Plan to attend meeting with WSF officials

This meeting will include a panel presentation and time for community comment.

After a long run of difficult ferry news, there are some signs of hope for improved service in the future, including the funding of a new ferry in the next biennium and a cost-saving and efficiency study of the Triangle Route conducted by the Washington State Transportation Center, which will begin in July.

Next week, Washington State Ferries officials will come to the island to share information with islanders and hear from them about a range of topics, including fares, a review of what the Legislature did and did not fund, the new schedule on the Triangle Route and the upcoming renovation of the Fauntleroy dock. In a change from WSF’s recent poster session meetings, a format that frustrated many islanders, this meeting will include a panel presentation and time for community comment.

In potentially more hopeful news, WSF director Amy Scarton will be at next week’s meeting after a notable absence during the schedule change process. It will be her first public meeting on Vashon since September 2017, when more than 200 people attended a meeting after changes to the loading procedures at Fauntleroy and an extremely difficult summer of ferry travel. And, in the search for promising developments, it is good to know that Scarton herself tapped the Washington State Transportation Center to conduct a small study this spring on how to operate at Fauntleroy as efficiently as possible with the new schedule and to determine how best to get more people using ferries while leaving their cars behind.

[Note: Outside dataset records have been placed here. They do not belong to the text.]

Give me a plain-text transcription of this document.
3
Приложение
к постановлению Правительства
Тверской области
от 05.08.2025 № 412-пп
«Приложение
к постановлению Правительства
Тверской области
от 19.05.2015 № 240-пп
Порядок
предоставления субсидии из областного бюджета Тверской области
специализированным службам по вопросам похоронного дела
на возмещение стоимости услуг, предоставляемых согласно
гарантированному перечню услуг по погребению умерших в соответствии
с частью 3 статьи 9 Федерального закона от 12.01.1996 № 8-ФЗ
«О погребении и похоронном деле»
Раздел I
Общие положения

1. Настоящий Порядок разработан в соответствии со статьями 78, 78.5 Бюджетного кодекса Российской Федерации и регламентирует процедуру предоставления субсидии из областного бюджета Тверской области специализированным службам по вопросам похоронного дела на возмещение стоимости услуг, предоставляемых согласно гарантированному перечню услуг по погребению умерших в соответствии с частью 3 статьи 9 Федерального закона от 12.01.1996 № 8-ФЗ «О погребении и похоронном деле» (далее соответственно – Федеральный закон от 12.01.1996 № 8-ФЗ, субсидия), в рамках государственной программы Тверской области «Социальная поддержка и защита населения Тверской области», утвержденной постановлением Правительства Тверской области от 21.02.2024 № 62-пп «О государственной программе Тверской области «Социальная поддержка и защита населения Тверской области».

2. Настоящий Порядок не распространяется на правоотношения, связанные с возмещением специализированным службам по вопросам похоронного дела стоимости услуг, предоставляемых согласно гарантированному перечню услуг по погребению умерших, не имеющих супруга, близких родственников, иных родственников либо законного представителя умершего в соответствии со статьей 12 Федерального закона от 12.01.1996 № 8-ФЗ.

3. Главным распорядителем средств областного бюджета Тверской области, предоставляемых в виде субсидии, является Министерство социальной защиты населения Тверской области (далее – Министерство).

While some of these developments are heartening, there are still plenty of challenges with ferry travel for islanders, and we hope many community members will attend the meeting, hear what officials have to say and speak up — passionately, if so moved, and politely.

In late April, the Vashon Ferry Advisory Committee held a meeting to hear how islanders felt about the new schedule and collect information on what they might need to pursue with WSF regarding schedule adjustments. The public turnout was disappointing: only two community members attended — and one did so believing it was going to be the meeting with the WSF officials.

At that meeting, committee member Justin Hirsch shared some of his perspectives about the new schedule, and we fully support the committee’s efforts to ask for changes to the Triangle Route schedule that seems to favor Southworth over Vashon in the late afternoon. We hope there will also be discussion of evening sailings from Vashon, as the new schedule greatly curtailed those.

Finally, from the time King County Councilmember Joe McDermott appointed Hirsch to the Vashon Ferry Advisory Committee last summer, he has had good ideas about streamlining some procedures, including that when ferries start to get behind, WSF should load walk-on passengers only once and load them last. This is not a radical new idea, and it is more than time it gets a fair hearing — and be implemented.

Ferry officials have promised to share information and listen at this series of meetings. Let’s be sure to hold up our end of the conversation and attend.

The meeting with WSF is set for 7 p.m. Thursday, May 30, at Vashon High School.